Web socket connections are perfect for keeping your user interface synchronized with the reality of the backend. There are certainly novel solutions to long-polling to simulate this effect, but it's neither elegant, nor efficient. The trouble with web socket development is that unless you've got the backend chops necessary to keep a mock web socked environment maintained, it's often easier to go the polling route. It's just a matter of the UI developer being able to independently write code. However, there's a way to do web socket development independent of a backend connection, allowing the UI developer to implement real-time updates.

The key use of web sockets is the message event. This is where the UI code responds to changes in backend data. The web socket, a real web socket, is kept open. So discrete updates are "streamed" to the user interface. All we have to do is react to these events, making the appropriate DOM updates. Here's an example that works in Chrome, but not other browsers. The technique is to create an real web socket instance, but with a non-existent URL. This creates the instance in a disconnected state — other browsers don't allow this to happen. But, just because the web socket isn't connected doesn't mean we can't dispatch events. Let's take a look at the code.

function mockSock() {
        
    users.push( "User " + ( users.length + 1 ) );
        
    sock.dispatchEvent( new MessageEvent( "message", {
        data: {
            topic: "user.insert",
            user: _.last( users )
        }
    }));
        
    _.delay( mockSock, 3000 );
        
}

The mockSock() function starts the mocking "process" — an interval that dispatches MessageEvent events. We dispatch the event directly on the web socket instance, and this is enough to trigger our production code that would otherwise respond to real web socket message events. Just be sure to include your message data in the data key, as this is expected by the handler.
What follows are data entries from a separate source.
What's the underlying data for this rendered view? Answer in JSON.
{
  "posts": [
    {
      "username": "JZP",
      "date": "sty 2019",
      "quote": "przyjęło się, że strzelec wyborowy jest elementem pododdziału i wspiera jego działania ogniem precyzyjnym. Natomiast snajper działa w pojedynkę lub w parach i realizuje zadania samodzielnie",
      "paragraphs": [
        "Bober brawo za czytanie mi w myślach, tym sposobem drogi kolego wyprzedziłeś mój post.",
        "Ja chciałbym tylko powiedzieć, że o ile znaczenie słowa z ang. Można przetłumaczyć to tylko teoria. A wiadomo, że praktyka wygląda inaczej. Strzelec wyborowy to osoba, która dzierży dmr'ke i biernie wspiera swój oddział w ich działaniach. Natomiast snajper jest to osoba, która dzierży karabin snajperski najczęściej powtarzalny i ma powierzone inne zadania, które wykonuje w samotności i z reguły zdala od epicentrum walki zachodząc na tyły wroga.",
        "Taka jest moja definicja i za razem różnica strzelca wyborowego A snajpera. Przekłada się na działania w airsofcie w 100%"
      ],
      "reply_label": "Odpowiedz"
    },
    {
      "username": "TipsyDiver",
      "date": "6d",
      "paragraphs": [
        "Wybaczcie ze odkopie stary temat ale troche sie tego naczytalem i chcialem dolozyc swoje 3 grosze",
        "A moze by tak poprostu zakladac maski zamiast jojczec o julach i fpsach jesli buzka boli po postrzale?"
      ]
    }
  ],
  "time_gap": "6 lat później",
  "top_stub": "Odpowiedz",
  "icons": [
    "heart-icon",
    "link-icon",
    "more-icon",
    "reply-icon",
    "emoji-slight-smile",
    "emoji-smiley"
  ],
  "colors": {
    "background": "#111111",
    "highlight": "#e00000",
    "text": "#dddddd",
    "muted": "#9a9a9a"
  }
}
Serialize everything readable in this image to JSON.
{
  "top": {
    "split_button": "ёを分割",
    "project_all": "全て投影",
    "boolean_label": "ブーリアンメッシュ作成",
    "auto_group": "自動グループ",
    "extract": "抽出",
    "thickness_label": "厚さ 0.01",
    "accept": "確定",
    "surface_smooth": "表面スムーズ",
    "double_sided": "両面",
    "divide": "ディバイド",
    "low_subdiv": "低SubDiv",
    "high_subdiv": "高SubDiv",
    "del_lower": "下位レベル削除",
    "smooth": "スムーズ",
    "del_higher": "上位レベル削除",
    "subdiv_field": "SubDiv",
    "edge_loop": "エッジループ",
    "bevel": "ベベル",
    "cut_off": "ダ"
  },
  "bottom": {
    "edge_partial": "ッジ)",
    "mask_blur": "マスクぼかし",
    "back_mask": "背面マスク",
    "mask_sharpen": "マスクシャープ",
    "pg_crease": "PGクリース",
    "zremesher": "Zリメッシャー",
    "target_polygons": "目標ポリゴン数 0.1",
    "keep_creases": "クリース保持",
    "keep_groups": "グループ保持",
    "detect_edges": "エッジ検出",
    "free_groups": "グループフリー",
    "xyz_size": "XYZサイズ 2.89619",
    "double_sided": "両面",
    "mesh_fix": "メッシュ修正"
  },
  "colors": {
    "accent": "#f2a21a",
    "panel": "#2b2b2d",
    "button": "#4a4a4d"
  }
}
sock = new WebSocket( "ws://mock" );
        
sock.onmessage = function( e ) {
    var msg = e.data;
    if ( msg.topic === "user.insert" ) {
        $( "<li/>" ).text( msg.user )
                    .appendTo( "ul" );
    }
};        
        
mockSock();

You can see that the sock instance is created using a bogus URL. This would simply be changed to a real one when ready to test against a real web socket connection. The onmessage code, however, is the real production level code that stays the same, real connection or mocked.